A potentially better solution is to use a trie-based dictionary. With a trie, you can perform the task in worst-case O(n × N) time where N is the number of words and n is their average length. The difference with a hash table is that the complexity for a trie is independent of any hash function or the book's vocabulary.
There's no way to do better than O(n × N) for arbitrary input since you'll have to scan through all the words.
It is strange, that everybody concentrated on going through the word list and forgot about the main issue - taking k most frequent items. Actually, hash map is good enough to count occurrences, but this implementation still needs sorting, which is de facto O(n*logn) (in best case).
So, hash map implementation needs 1 pass to count words (unguaranteed O(n)) and O(n*logn) to sort it. Tries mentioned here may be better solution for counting, but sorting is still the issue. And again, 1 pass + sorting.
What you actually need is a heap, i.e. tree-based data structure that keeps largest (lowest) elements close to root. Simple implementations of a heap (e.g binary heap) need O(logn) time to insert new elements and O(1) to get highest element(s), so resulting algorithm will take O(n*logn) and only 1 pass. More sophisticated implementations (e.g.

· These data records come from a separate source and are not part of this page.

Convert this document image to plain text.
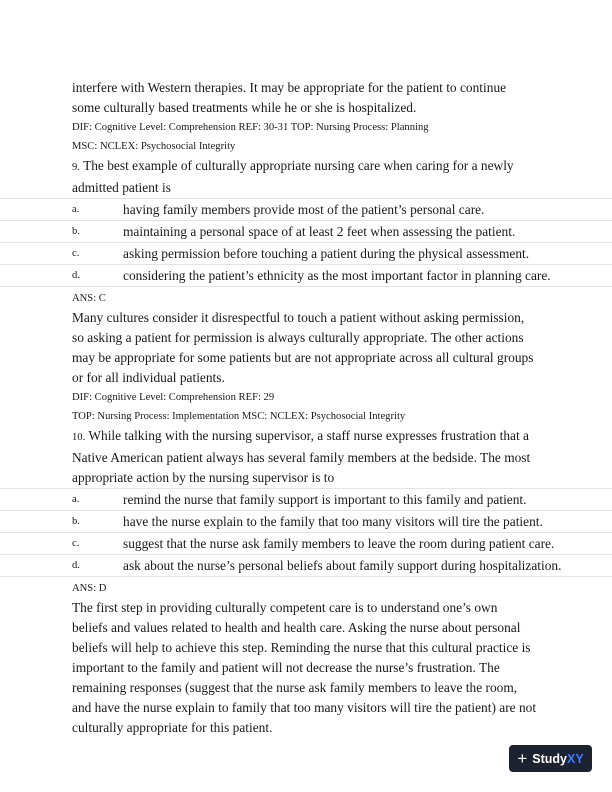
interfere with Western therapies. It may be appropriate for the patient to continue

some culturally based treatments while he or she is hospitalized.

DIF: Cognitive Level: Comprehension REF: 30-31 TOP: Nursing Process: Planning

MSC: NCLEX: Psychosocial Integrity

9. The best example of culturally appropriate nursing care when caring for a newly

admitted patient is

a.	having family members provide most of the patient’s personal care.
b.	maintaining a personal space of at least 2 feet when assessing the patient.
c.	asking permission before touching a patient during the physical assessment.
d.	considering the patient’s ethnicity as the most important factor in planning care.

ANS: C

Many cultures consider it disrespectful to touch a patient without asking permission,

so asking a patient for permission is always culturally appropriate. The other actions

may be appropriate for some patients but are not appropriate across all cultural groups

or for all individual patients.

DIF: Cognitive Level: Comprehension REF: 29

TOP: Nursing Process: Implementation MSC: NCLEX: Psychosocial Integrity

10. While talking with the nursing supervisor, a staff nurse expresses frustration that a

Native American patient always has several family members at the bedside. The most

appropriate action by the nursing supervisor is to

a.	remind the nurse that family support is important to this family and patient.
b.	have the nurse explain to the family that too many visitors will tire the patient.
c.	suggest that the nurse ask family members to leave the room during patient care.
d.	ask about the nurse’s personal beliefs about family support during hospitalization.

ANS: D

The first step in providing culturally competent care is to understand one’s own

beliefs and values related to health and health care. Asking the nurse about personal

beliefs will help to achieve this step. Reminding the nurse that this cultural practice is

important to the family and patient will not decrease the nurse’s frustration. The

remaining responses (suggest that the nurse ask family members to leave the room,

and have the nurse explain to family that too many visitors will tire the patient) are not

culturally appropriate for this patient.

+ StudyXY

Fibonacci heap) take amortized O(1) time for insertion, so resulting algorithm takes O(n) time, which is better than any suggested solution.
You're going to have to go through all of the pages word by word to get an exact answer.

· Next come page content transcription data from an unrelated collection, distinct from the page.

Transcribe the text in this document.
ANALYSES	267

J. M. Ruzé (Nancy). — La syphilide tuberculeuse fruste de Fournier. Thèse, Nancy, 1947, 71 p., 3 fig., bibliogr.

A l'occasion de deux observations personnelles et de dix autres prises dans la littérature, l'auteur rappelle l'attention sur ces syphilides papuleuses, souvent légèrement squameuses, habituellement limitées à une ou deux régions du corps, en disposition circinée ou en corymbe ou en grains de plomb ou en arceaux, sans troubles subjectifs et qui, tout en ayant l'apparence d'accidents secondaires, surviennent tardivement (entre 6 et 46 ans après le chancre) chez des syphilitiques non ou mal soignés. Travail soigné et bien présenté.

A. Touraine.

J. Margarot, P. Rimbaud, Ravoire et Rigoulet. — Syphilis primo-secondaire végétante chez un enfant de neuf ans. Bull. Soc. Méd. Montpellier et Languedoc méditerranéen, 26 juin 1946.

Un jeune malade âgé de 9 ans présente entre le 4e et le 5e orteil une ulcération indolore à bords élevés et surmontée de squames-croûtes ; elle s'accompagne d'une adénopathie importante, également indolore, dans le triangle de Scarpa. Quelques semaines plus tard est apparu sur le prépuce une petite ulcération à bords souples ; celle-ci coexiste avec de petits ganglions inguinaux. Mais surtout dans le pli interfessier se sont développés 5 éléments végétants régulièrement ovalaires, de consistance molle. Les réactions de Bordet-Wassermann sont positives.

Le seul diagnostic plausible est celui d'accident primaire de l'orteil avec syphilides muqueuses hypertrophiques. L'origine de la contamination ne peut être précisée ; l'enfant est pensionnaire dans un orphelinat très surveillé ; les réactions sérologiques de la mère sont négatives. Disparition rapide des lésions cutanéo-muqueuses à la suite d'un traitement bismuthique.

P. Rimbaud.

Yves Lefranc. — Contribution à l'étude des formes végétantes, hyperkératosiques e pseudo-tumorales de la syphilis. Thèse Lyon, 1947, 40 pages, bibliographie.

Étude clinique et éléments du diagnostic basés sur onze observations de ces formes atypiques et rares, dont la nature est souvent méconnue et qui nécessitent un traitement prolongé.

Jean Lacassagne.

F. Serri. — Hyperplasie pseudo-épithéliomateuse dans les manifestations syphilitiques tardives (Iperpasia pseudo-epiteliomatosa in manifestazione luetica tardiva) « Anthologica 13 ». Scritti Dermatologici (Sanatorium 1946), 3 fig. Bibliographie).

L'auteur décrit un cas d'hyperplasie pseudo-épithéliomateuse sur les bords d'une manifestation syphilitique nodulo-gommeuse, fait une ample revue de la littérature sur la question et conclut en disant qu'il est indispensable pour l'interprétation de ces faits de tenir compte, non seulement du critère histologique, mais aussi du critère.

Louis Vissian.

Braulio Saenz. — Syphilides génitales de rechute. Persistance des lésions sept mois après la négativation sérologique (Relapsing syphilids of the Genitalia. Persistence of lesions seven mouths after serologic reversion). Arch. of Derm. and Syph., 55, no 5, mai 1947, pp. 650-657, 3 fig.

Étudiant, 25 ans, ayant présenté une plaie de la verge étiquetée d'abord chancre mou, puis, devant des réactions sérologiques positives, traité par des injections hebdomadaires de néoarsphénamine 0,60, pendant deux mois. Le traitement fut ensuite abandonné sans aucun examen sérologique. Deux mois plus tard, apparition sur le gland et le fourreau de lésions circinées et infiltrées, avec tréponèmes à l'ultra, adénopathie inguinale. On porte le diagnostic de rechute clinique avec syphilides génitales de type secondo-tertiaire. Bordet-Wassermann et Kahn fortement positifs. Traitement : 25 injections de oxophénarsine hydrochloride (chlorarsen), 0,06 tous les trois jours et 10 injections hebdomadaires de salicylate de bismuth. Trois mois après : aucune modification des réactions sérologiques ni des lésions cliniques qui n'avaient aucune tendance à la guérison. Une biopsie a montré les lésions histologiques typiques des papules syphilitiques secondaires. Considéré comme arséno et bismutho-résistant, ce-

So a linked list implementation that also uses a hashtable interface to store pointers to nodes of the linked list, would do very well.
You need the linked list to grow dynamically and the hashtable to quickly get access to the right needed node so you can update the count.
A simple approach is to use a Dictionary<string, int>
(.net) or HashTable
and count the occurance of each word while scanning the whole book.
Wikipedia says this:
"For certain string processing applications, such as spell-checking, hash tables may be less efficient than tries, finite automata, or Judy arrays. Also, if each key is represented by a small enough number of bits, then, instead of a hash table, one may use the key directly as the index into an array of values. Note that there are no collisions in this case."
I would also have guessed a hash tree.